Strengths of this study include the randomized trial design, the high retention of participants, and the use of state-of-the-art measures of diet and physical activity. Moreover, in contrast to the past studies of the effects of supervised exercise and studies that followed only participants who achieved a specific amount of weight loss, we sought to determine the efficacy of randomization to a lifestyle intervention. As part of this intervention, patients were taught behavioral strategies for changing diet and exercise to produce weight loss but were required to make these changes on their own and data are presented for the full group of participants, regardless of the magnitude of weight loss achieved. Use of the internet program, which can be easily disseminated to large numbers of patients, is also an important strength.
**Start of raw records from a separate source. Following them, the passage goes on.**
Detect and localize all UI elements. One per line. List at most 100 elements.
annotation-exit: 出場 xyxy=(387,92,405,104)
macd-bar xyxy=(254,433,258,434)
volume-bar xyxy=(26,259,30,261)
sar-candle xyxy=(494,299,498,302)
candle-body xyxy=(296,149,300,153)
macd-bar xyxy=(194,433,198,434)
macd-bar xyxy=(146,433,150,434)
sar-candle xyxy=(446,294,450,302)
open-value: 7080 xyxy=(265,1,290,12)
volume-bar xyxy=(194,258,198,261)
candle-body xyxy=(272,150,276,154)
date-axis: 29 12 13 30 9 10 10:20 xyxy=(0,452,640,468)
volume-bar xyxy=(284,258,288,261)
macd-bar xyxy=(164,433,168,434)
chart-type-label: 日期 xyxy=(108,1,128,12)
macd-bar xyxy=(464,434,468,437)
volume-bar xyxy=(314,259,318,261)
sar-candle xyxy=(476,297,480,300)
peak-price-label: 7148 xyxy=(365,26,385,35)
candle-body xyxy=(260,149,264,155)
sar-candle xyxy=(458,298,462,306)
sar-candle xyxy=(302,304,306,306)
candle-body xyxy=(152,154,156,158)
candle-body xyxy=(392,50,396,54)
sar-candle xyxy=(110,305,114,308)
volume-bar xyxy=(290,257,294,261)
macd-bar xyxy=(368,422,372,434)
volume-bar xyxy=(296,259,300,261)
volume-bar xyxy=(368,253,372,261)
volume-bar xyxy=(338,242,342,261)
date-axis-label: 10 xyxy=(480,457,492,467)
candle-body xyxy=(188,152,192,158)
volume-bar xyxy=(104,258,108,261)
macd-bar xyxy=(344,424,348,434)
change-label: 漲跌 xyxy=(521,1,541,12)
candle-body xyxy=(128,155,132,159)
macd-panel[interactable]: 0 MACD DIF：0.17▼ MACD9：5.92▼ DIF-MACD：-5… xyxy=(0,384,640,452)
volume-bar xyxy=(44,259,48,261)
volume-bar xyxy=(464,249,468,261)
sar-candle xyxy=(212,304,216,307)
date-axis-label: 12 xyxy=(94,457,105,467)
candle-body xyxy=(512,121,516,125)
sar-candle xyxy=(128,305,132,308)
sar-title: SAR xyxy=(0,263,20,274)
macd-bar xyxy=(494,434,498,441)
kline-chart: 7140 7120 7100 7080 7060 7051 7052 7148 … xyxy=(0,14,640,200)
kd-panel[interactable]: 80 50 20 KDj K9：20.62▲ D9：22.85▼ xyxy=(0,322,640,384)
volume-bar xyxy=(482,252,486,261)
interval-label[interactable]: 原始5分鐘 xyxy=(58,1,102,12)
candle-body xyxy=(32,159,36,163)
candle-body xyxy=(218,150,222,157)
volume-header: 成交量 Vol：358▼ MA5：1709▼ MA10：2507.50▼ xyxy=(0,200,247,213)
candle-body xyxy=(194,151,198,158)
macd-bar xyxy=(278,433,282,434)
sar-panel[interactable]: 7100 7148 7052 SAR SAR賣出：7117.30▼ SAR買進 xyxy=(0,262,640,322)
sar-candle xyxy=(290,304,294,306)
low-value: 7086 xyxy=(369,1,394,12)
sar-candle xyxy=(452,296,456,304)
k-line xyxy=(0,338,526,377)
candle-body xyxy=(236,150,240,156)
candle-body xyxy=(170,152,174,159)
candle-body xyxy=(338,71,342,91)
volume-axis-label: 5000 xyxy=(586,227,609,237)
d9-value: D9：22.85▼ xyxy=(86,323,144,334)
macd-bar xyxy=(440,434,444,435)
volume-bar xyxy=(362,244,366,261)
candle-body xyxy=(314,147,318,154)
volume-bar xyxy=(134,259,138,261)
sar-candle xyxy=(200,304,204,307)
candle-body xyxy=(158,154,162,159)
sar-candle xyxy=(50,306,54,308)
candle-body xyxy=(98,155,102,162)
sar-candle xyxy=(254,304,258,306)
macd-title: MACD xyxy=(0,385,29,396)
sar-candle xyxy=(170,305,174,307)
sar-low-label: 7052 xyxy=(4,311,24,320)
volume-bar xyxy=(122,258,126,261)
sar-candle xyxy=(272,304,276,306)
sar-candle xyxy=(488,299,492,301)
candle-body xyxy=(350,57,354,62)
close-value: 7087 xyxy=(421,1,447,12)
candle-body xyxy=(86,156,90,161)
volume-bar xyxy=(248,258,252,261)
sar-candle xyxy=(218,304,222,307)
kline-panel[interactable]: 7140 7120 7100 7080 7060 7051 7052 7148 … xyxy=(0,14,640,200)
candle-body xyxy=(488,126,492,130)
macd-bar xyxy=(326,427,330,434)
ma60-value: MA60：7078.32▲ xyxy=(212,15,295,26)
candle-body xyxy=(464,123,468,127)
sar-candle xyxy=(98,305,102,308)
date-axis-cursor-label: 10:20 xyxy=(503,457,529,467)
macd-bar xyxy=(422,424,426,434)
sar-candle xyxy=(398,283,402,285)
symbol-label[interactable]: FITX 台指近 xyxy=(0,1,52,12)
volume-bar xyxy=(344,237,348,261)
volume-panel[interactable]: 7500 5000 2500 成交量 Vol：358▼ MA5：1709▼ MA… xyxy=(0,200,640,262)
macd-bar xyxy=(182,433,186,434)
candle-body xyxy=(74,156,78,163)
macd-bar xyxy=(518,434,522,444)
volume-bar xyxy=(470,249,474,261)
There are several important limitations to this study. The sample size was small and included individuals with a variety of health conditions (e.g. diabetes) and medication regimens; changes in medication during the program were not assessed. Although all analyses adjusted for age, there were significant differences between the two groups for age, which may have affected outcomes. A larger study is needed to more precisely determine the effects of weight loss and patient characteristics on changes in CVD risk factors. In addition, the study was short and thus we could not examine the maintenance of the effects. The WT LOSS and CONTROL interventions were not tailored to those with HIV and did not address specific barriers that PLWH might face in adhering to a weight loss program (e.g. food insecurity).

Conclusions

Our data suggest that PLWH who are assigned to an internet WT LOSS program, relative to those in CONTROL, made significant improvements in their use of behavioral strategies and in calorie intake. Improvements in physical activity were more limited and there were no significant effects on laboratory cardiovascular risk factors. Further research with a greater number of participants and a more intensive and longer weight loss program is needed to understand the extent to which PLWH benefit from behavioral weight loss interventions and to examine the factors that may limit the improvements in behavior and CVD risk factors seen in this population.